An Assembly panel on Monday approved legislation sponsored by Assemblyman Angel Fuentes to waive tuition costs for victims who are forced to take a leave from college due to a domestic violence incident.
“In addition to the physical and mental trauma, there are so many complicated factors that victims of domestic violence must deal with,” said Fuentes (D-Camden/Gloucester). “Despite their wishes, sometimes college must be put on the backburner while they cope with the trauma and pursue legal recourse. This measure would help them pick up the pieces and move on when they are ready.”

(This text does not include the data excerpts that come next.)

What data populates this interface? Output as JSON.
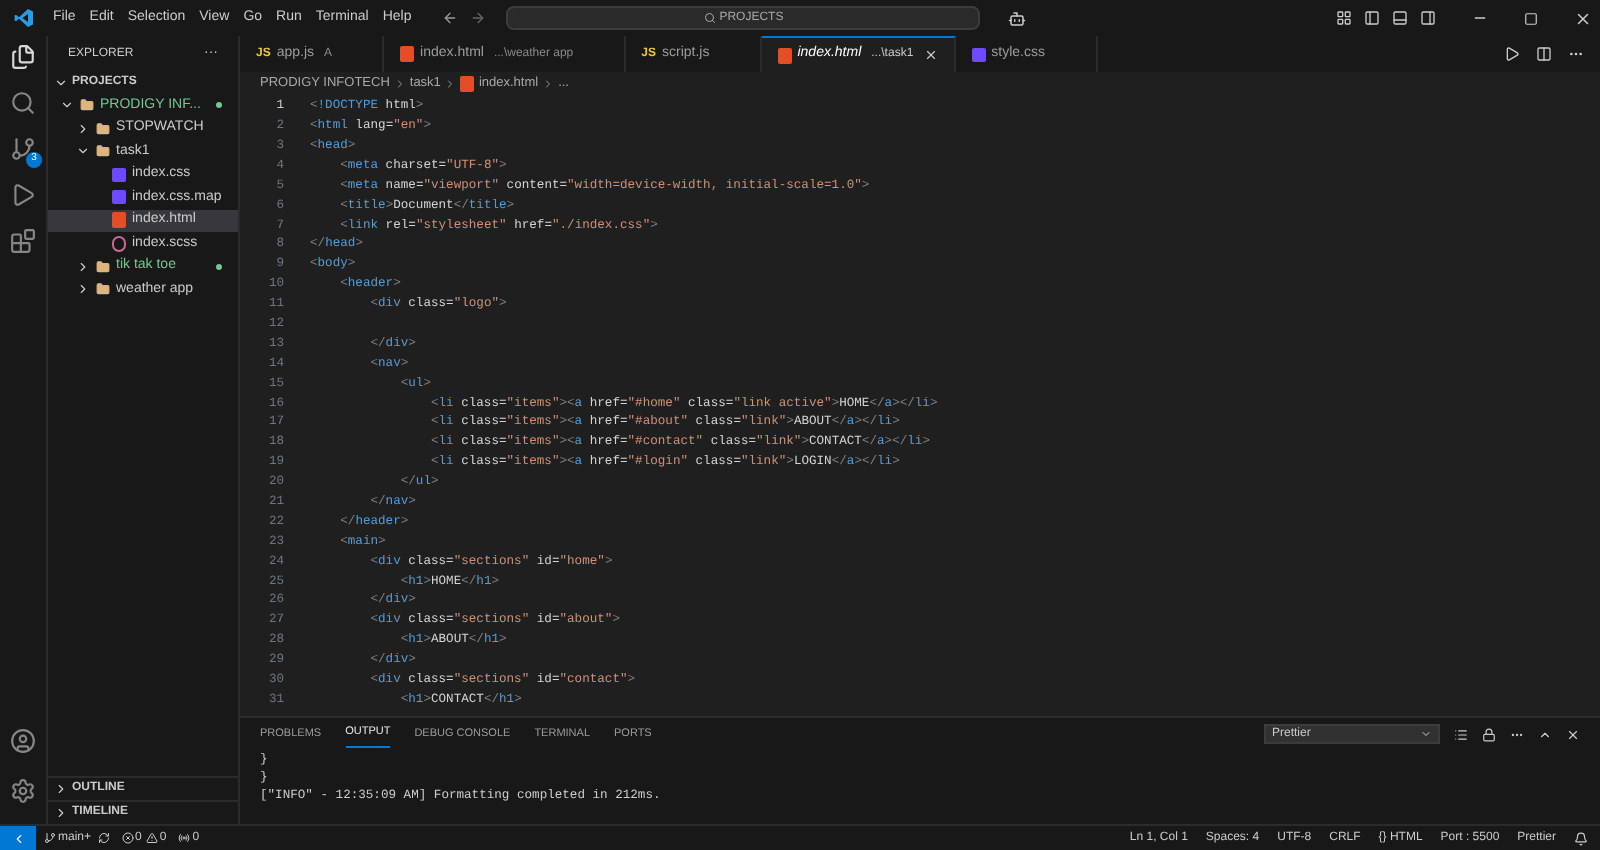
{
  "menu": [
    "File",
    "Edit",
    "Selection",
    "View",
    "Go",
    "Run",
    "Terminal",
    "Help"
  ],
  "search": {
    "value": "PROJECTS"
  },
  "activity_bar": {
    "source_control_badge": "3"
  },
  "sidebar": {
    "title": "EXPLORER",
    "more": "···",
    "section": "PROJECTS",
    "tree": [
      {
        "label": "PRODIGY INF...",
        "kind": "folder",
        "expanded": true,
        "modified": true,
        "selected": false,
        "children": [
          {
            "label": "STOPWATCH",
            "kind": "folder",
            "expanded": false,
            "modified": false,
            "selected": false
          },
          {
            "label": "task1",
            "kind": "folder",
            "expanded": true,
            "modified": false,
            "selected": false,
            "children": [
              {
                "label": "index.css",
                "kind": "css",
                "modified": false,
                "selected": false
              },
              {
                "label": "index.css.map",
                "kind": "css",
                "modified": false,
                "selected": false
              },
              {
                "label": "index.html",
                "kind": "html",
                "modified": false,
                "selected": true
              },
              {
                "label": "index.scss",
                "kind": "scss",
                "modified": false,
                "selected": false
              }
            ]
          },
          {
            "label": "tik tak toe",
            "kind": "folder",
            "expanded": false,
            "modified": true,
            "selected": false
          },
          {
            "label": "weather app",
            "kind": "folder",
            "expanded": false,
            "modified": false,
            "selected": false
          }
        ]
      }
    ],
    "bottom_sections": [
      "OUTLINE",
      "TIMELINE"
    ]
  },
  "tabs": [
    {
      "label": "app.js",
      "kind": "js",
      "icon_text": "JS",
      "suffix": "A",
      "selected": false
    },
    {
      "label": "index.html",
      "kind": "html",
      "suffix": "...\\weather app",
      "selected": false
    },
    {
      "label": "script.js",
      "kind": "js",
      "icon_text": "JS",
      "selected": false
    },
    {
      "label": "index.html",
      "kind": "html",
      "suffix": "...\\task1",
      "selected": true
    },
    {
      "label": "style.css",
      "kind": "css",
      "selected": false
    }
  ],
  "breadcrumbs": [
    "PRODIGY INFOTECH",
    "task1",
    "index.html",
    "..."
  ],
  "editor": {
    "lines": [
      {
        "number": "1",
        "text": "<!DOCTYPE html>",
        "current": true
      },
      {
        "number": "2",
        "text": "<html lang=\"en\">",
        "current": false
      },
      {
        "number": "3",
        "text": "<head>",
        "current": false
      },
      {
        "number": "4",
        "text": "    <meta charset=\"UTF-8\">",
        "current": false
      },
      {
        "number": "5",
        "text": "    <meta name=\"viewport\" content=\"width=device-width, initial-scale=1.0\">",
        "current": false
      },
      {
        "number": "6",
        "text": "    <title>Document</title>",
        "current": false
      },
      {
        "number": "7",
        "text": "    <link rel=\"stylesheet\" href=\"./index.css\">",
        "current": false
      },
      {
        "number": "8",
        "text": "</head>",
        "current": false
      },
      {
        "number": "9",
        "text": "<body>",
        "current": false
      },
      {
        "number": "10",
        "text": "    <header>",
        "current": false
      },
      {
        "number": "11",
        "text": "        <div class=\"logo\">",
        "current": false
      },
      {
        "number": "12",
        "current": false
      },
      {
        "number": "13",
        "text": "        </div>",
        "current": false
      },
      {
        "number": "14",
        "text": "        <nav>",
        "current": false
      },
      {
        "number": "15",
        "text": "            <ul>",
        "current": false
      },
      {
        "number": "16",
        "text": "                <li class=\"items\"><a href=\"#home\" class=\"link active\">HOME</a></li>",
        "current": false
      },
      {
        "number": "17",
        "text": "                <li class=\"items\"><a href=\"#about\" class=\"link\">ABOUT</a></li>",
        "current": false
      },
      {
        "number": "18",
        "text": "                <li class=\"items\"><a href=\"#contact\" class=\"link\">CONTACT</a></li>",
        "current": false
      },
      {
        "number": "19",
        "text": "                <li class=\"items\"><a href=\"#login\" class=\"link\">LOGIN</a></li>",
        "current": false
      },
      {
        "number": "20",
        "text": "            </ul>",
        "current": false
      },
      {
        "number": "21",
        "text": "        </nav>",
        "current": false
      },
      {
        "number": "22",
        "text": "    </header>",
        "current": false
      },
      {
        "number": "23",
        "text": "    <main>",
        "current": false
      },
      {
        "number": "24",
        "text": "        <div class=\"sections\" id=\"home\">",
        "current": false
      },
      {
        "number": "25",
        "text": "            <h1>HOME</h1>",
        "current": false
      },
      {
        "number": "26",
        "text": "        </div>",
        "current": false
      },
      {
        "number": "27",
        "text": "        <div class=\"sections\" id=\"about\">",
        "current": false
      },
      {
        "number": "28",
        "text": "            <h1>ABOUT</h1>",
        "current": false
      },
      {
        "number": "29",
        "text": "        </div>",
        "current": false
      },
      {
        "number": "30",
        "text": "        <div class=\"sections\" id=\"contact\">",
        "current": false
      },
      {
        "number": "31",
        "text": "            <h1>CONTACT</h1>",
        "current": false
      }
    ]
  },
  "panel": {
    "tabs": [
      {
        "label": "PROBLEMS",
        "selected": false
      },
      {
        "label": "OUTPUT",
        "selected": true
      },
      {
        "label": "DEBUG CONSOLE",
        "selected": false
      },
      {
        "label": "TERMINAL",
        "selected": false
      },
      {
        "label": "PORTS",
        "selected": false
      }
    ],
    "channel": "Prettier",
    "output": [
      "}",
      "}",
      "[\"INFO\" - 12:35:09 AM] Formatting completed in 212ms."
    ]
  },
  "status_bar": {
    "branch": "main+",
    "errors": "0",
    "warnings": "0",
    "ports": "0",
    "right": [
      "Ln 1, Col 1",
      "Spaces: 4",
      "UTF-8",
      "CRLF",
      "{} HTML",
      "Port : 5500",
      "Prettier"
    ]
  }
}
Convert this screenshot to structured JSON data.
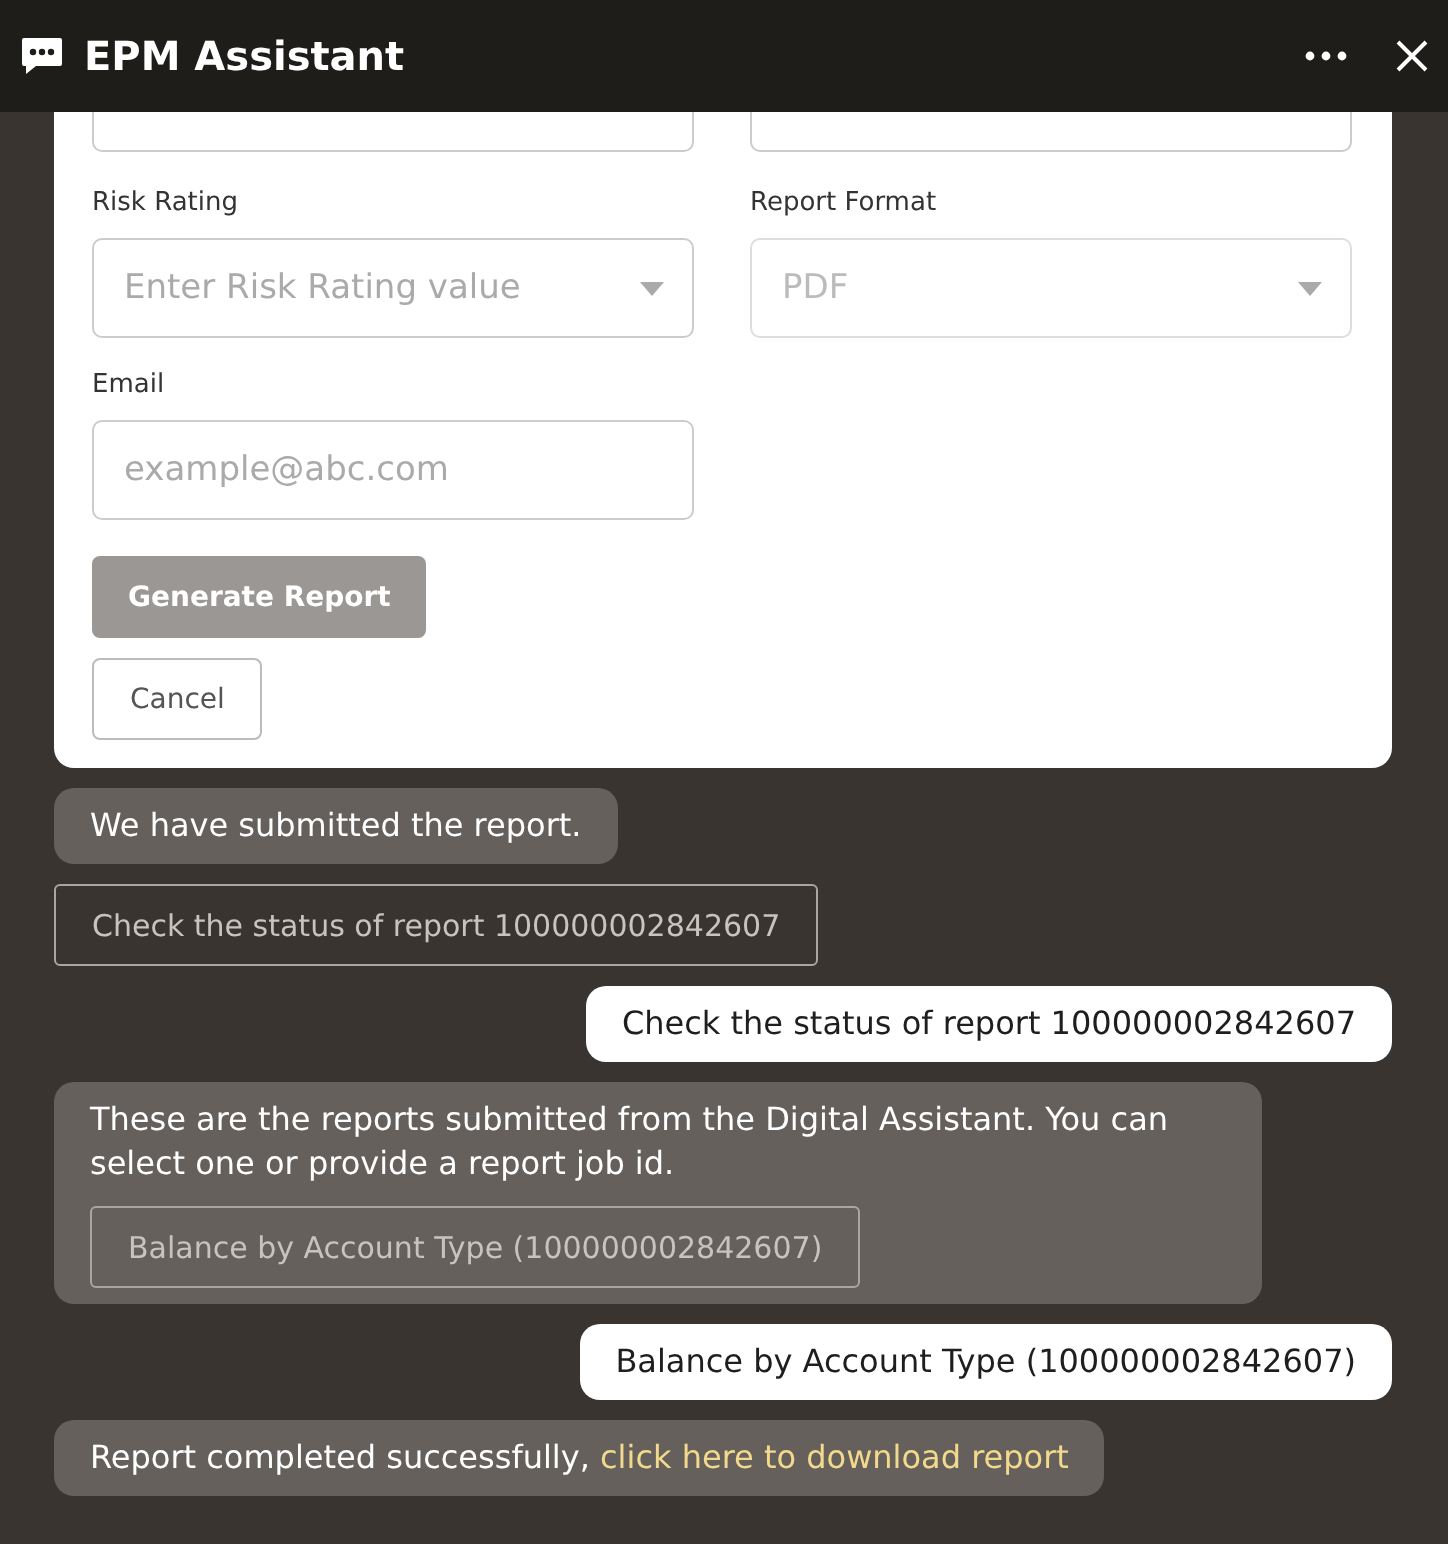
{
  "window": {
    "title": "EPM Assistant"
  },
  "form": {
    "fields": [
      {
        "label": "Risk Rating",
        "placeholder": "Enter Risk Rating value",
        "kind": "dropdown",
        "disabled": false
      },
      {
        "label": "Report Format",
        "value": "PDF",
        "kind": "dropdown",
        "disabled": true
      },
      {
        "label": "Email",
        "placeholder": "example@abc.com",
        "kind": "text",
        "disabled": false
      }
    ],
    "buttons": [
      {
        "label": "Generate Report",
        "kind": "primary",
        "disabled": true
      },
      {
        "label": "Cancel",
        "kind": "secondary",
        "disabled": false
      }
    ]
  },
  "messages": [
    {
      "kind": "bot",
      "text": "We have submitted the report."
    },
    {
      "kind": "action",
      "text": "Check the status of report 100000002842607"
    },
    {
      "kind": "user",
      "text": "Check the status of report 100000002842607"
    },
    {
      "kind": "bot",
      "text": "These are the reports submitted from the Digital Assistant. You can select one or provide a report job id.",
      "action": "Balance by Account Type (100000002842607)"
    },
    {
      "kind": "user",
      "text": "Balance by Account Type (100000002842607)"
    },
    {
      "kind": "bot",
      "text": "Report completed successfully,",
      "link": "click here to download report"
    }
  ]
}
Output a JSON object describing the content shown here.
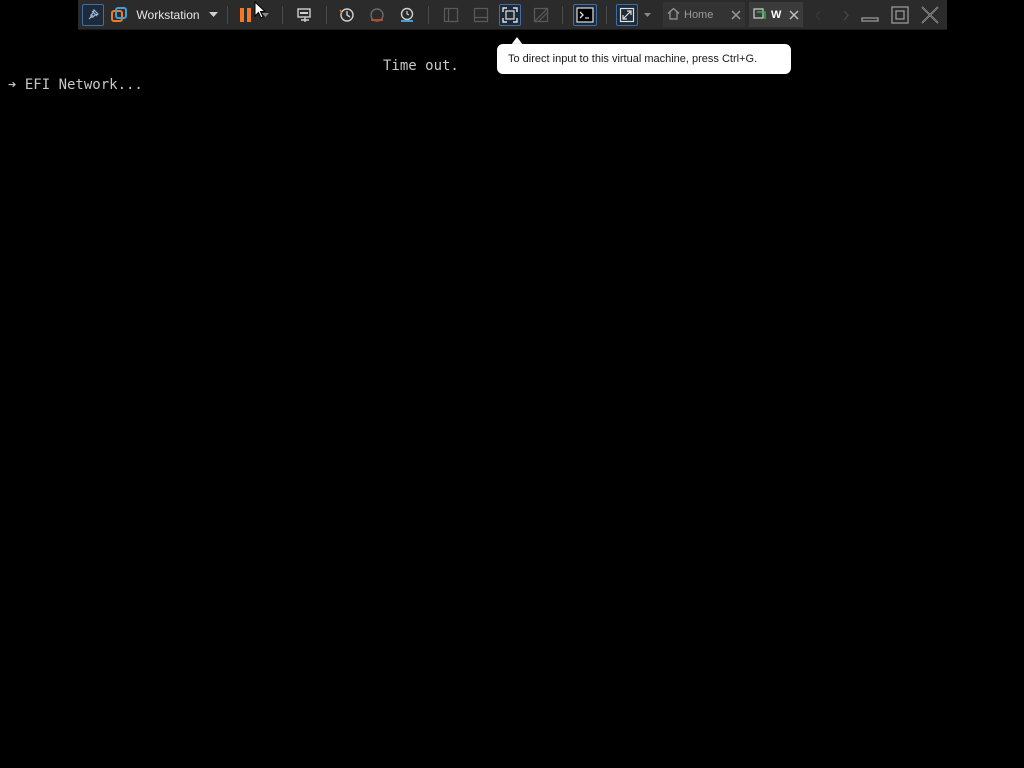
{
  "toolbar": {
    "product_label": "Workstation",
    "icons": [
      "pin-icon",
      "vmware-logo-icon",
      "dropdown-arrow-icon",
      "pause-icon",
      "pause-dropdown-icon",
      "send-keys-icon",
      "snapshot-icon",
      "revert-snapshot-icon",
      "snapshot-manager-icon",
      "library-view-icon",
      "thumbnail-view-icon",
      "fullscreen-icon",
      "unity-icon",
      "console-view-icon",
      "stretch-guest-icon",
      "stretch-dropdown-icon",
      "minimize-icon",
      "restore-icon",
      "close-icon"
    ]
  },
  "tabs": [
    {
      "label": "Home",
      "icon": "home-icon",
      "active": false
    },
    {
      "label": "W",
      "icon": "vm-icon",
      "active": true
    }
  ],
  "tooltip": {
    "text": "To direct input to this virtual machine, press Ctrl+G."
  },
  "console": {
    "timeout_text": "Time out.",
    "boot_line": "➔ EFI Network..."
  },
  "colors": {
    "toolbar_bg": "#2b2b2b",
    "pause_orange": "#f07a22",
    "accent_blue": "#3d6fa8",
    "console_text": "#c8c8c8",
    "screen_bg": "#000000"
  }
}
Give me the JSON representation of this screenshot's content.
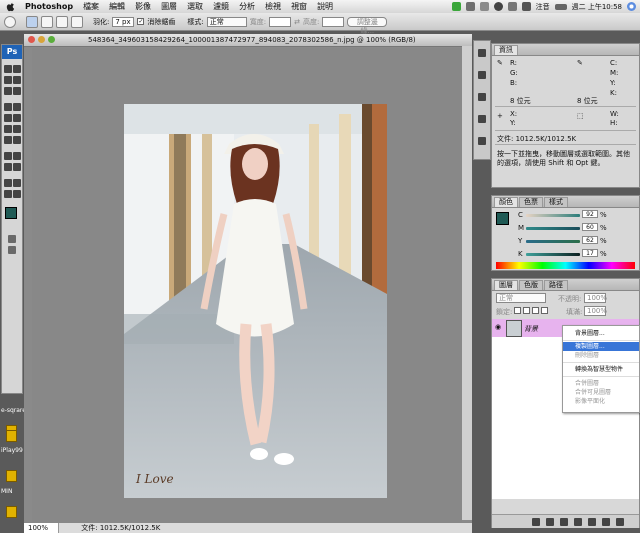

The bill (A-1122) would establish the “Domestic Violence Tuition Abatement Program” to provide a waiver of all tuition costs to documented victims of domestic violence, who as a result of the violence, became unable to complete college coursework for which tuition costs had been paid. The New Jersey Higher Education Student Assistance Authority (HESAA) would be in charge of establishing the program.
Under the bill, “documented victim of domestic violence” means a person who is a victim of domestic violence as defined under the “Prevention of Domestic Violence Act of 1991,” who (1) has obtained a permanent restraining order against a defendant; (2) has obtained a statement from the office of the county prosecutor that the person is cooperating with the investigating authority in any investigation or prosecution involving a domestic violence offense in which the person is the alleged victim whether or not a temporary restraining order or a criminal conviction has as yet been obtained.
A person is eligible to qualify for the program if certain enumerated criteria are met, which are:
1) at the time of applying for the waiver, the person is qualified for admission to a New Jersey public institution of higher education or county vocational school;
2) the person is a documented victim of domestic violence;
3) within two years from the date of occurrence of the act of domestic violence for which they are a documented victim, the person is seeking to reenroll in the same or substantially similar course of study that they were enrolled in at the time of the domestic violence occurrence, which resulted in their inability to complete the course;
4) the person submits affidavit evidence and other evidence tending to support the claim that as a result of the act of domestic violence, they were unable to complete the course or courses for which they seek a tuition abatement;
5) the person submits affidavit evidence and other evidence tending to support the claim that as they are currently or for the time period contemplated, able to complete the course or courses for which they seek reenrollment.
HESAA would be charged with determining whether the applicant meets the program requirements. If the requirements are met, HESAA would notify the appropriate college, university or county vocational school that the person qualifies for a tuition waiver.
Eligibility under the program is limited to two years from the date the applicant applied for a tuition waiver. No applicant shall be granted more than one tuition abatement under the bill.
The measure was approved by the Assembly Judiciary Committee and now awaits consideration by the full Assembly.